Доктор понимающе кивнул:
– В сущности могло бы вполне хватить и двух…
10. Визит в полицию
Подмосковье, сентябрь 20… г.
Несмотря на то что посетителей в местном отделении полиции было раз-два и обчелся, ждать пришлось долго, группа поддержки испарилась, и Катя осталась одна.
«Прекрасно! Можно подумать, я всю жизнь об этом мечтала – скоротать часишко-другой в местном околотке», – кивнув на прощание Севке, с тоской подумала она.
Первый полицейский, сидевший сразу при входе за устрашающего вида решеткой с надписью «Дежурная часть», выдал ей лист бумаги с тем, чтобы она написала все, о чем хочет заявить. Даже эта простейшая процедура заняла минут пятнадцать. Когда текст заявления был готов (это еще минут десять), дежурного надолго поглотили телефонные переговоры, а освободившись, он почему-то послал Катю в кабинет номер 6, располагавшийся дальше по коридору. Однако в нем никого не оказалось, и ей пришлось проскучать на стуле еще полчаса. Мимо нее деловито сновали люди, перенося из кабинета в кабинет какие-то бумаги, появился человек с разбитым носом в сопровождении женщины в форме, потом парень с овчаркой на поводке. Словом, жизнь вокруг кипела, а Катерина все сидела на стуле у запертой двери. Было около одиннадцати, когда она, в последний раз посмотрев на часы, собралась уже уходить, решив, что выполнение гражданского долга и так отняло у нее слишком много времени. Но тут наконец объявился хозяин кабинета – худощавый молодой человек с едва проклюнувшейся лысиной и поэтической фамилией Гумилев. Он сразу объяснил Кате, что лишь временно замещает их штатного участкового Суслова, находящегося на учебе, но все равно выслушает ее. Судя по выражению лица, это обстоятельство его не слишком радовало.
– Теперь, пожалуйста, на словах расскажите. А то тут не все ясно, – прочитав ее заявление, со вздохом произнес он.
Катерина начала рассказ, но почему-то занервничала (хотя чего удивляться, в полиции она оказалась первый раз в жизни).
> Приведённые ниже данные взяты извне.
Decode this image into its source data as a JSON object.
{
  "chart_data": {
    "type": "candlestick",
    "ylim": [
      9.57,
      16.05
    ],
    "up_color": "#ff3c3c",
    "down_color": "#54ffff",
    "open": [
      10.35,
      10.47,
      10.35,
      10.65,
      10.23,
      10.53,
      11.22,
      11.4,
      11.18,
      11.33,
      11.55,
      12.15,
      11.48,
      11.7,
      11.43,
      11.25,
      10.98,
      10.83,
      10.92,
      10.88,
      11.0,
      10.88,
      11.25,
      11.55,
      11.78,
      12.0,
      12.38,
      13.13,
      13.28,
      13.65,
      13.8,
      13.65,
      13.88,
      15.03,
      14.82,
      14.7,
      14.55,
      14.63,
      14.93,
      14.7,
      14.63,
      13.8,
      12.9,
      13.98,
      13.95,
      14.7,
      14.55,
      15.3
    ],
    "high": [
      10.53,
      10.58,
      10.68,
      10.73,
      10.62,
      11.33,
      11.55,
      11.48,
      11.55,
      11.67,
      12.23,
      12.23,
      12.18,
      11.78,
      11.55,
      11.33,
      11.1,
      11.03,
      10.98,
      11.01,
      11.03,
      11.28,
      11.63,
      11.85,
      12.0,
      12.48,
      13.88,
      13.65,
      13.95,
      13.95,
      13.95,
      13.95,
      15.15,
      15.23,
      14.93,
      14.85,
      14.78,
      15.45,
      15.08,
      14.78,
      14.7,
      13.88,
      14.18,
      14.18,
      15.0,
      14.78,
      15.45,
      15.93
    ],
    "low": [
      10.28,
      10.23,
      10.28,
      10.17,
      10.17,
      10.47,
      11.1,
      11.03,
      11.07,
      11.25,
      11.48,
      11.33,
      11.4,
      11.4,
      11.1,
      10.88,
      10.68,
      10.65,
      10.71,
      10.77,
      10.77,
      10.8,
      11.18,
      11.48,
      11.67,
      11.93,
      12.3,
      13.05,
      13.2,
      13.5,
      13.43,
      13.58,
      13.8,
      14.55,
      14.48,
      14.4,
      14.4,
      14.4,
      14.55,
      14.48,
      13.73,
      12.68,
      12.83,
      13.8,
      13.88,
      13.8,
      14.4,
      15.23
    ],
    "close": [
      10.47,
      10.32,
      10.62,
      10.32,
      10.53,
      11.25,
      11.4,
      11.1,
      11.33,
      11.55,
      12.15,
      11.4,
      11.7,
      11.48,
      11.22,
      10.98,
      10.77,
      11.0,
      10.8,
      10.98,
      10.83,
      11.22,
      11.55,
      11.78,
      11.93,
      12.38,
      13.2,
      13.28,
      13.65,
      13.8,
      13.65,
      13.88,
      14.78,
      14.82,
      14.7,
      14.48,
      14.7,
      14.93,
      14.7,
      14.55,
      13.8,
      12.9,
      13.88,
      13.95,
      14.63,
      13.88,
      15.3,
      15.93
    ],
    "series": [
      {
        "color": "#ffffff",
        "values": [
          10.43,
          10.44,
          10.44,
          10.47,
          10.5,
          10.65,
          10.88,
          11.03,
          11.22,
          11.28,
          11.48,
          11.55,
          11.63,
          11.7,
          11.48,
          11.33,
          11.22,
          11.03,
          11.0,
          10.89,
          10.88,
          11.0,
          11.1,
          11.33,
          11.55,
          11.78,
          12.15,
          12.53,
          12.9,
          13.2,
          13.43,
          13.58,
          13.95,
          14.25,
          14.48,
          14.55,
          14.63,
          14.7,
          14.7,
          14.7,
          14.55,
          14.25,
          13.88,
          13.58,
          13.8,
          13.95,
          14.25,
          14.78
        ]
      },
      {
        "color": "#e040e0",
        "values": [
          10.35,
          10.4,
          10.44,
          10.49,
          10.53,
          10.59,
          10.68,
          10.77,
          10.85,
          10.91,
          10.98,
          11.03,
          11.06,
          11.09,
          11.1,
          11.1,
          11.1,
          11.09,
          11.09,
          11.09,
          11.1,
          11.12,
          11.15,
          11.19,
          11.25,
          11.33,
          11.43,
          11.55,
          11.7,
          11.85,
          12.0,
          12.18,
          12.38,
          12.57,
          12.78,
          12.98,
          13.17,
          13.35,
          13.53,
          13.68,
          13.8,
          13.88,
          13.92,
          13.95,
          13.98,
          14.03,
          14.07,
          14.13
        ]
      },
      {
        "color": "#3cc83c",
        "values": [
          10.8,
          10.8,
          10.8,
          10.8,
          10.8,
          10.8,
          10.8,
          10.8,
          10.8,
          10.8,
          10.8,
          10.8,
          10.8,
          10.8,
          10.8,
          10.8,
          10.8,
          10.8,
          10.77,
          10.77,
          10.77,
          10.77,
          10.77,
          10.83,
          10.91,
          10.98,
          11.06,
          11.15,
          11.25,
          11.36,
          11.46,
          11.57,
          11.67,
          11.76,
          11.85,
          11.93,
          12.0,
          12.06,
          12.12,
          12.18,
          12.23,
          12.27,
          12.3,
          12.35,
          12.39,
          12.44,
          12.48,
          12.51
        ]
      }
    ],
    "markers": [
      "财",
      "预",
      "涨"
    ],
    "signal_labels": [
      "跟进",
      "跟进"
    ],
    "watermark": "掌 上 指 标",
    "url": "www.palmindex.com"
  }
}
Напутала время, два раза назвала Кошелева Коршуновым, наплела много лишних подробностей, разозлилась на себя и еще больше занервничала. Получилось сбивчиво и нескладно. Когда она закончила, Гумилев кашлянул, оглядел свои записи и, взяв паузу, посмотрел на Катю спокойными голубыми и очень красноречивыми глазами, поэтому она легко могла угадать его мысли: Гумилев думал, что Катя дура. В сущности, она теперь и сама так думала.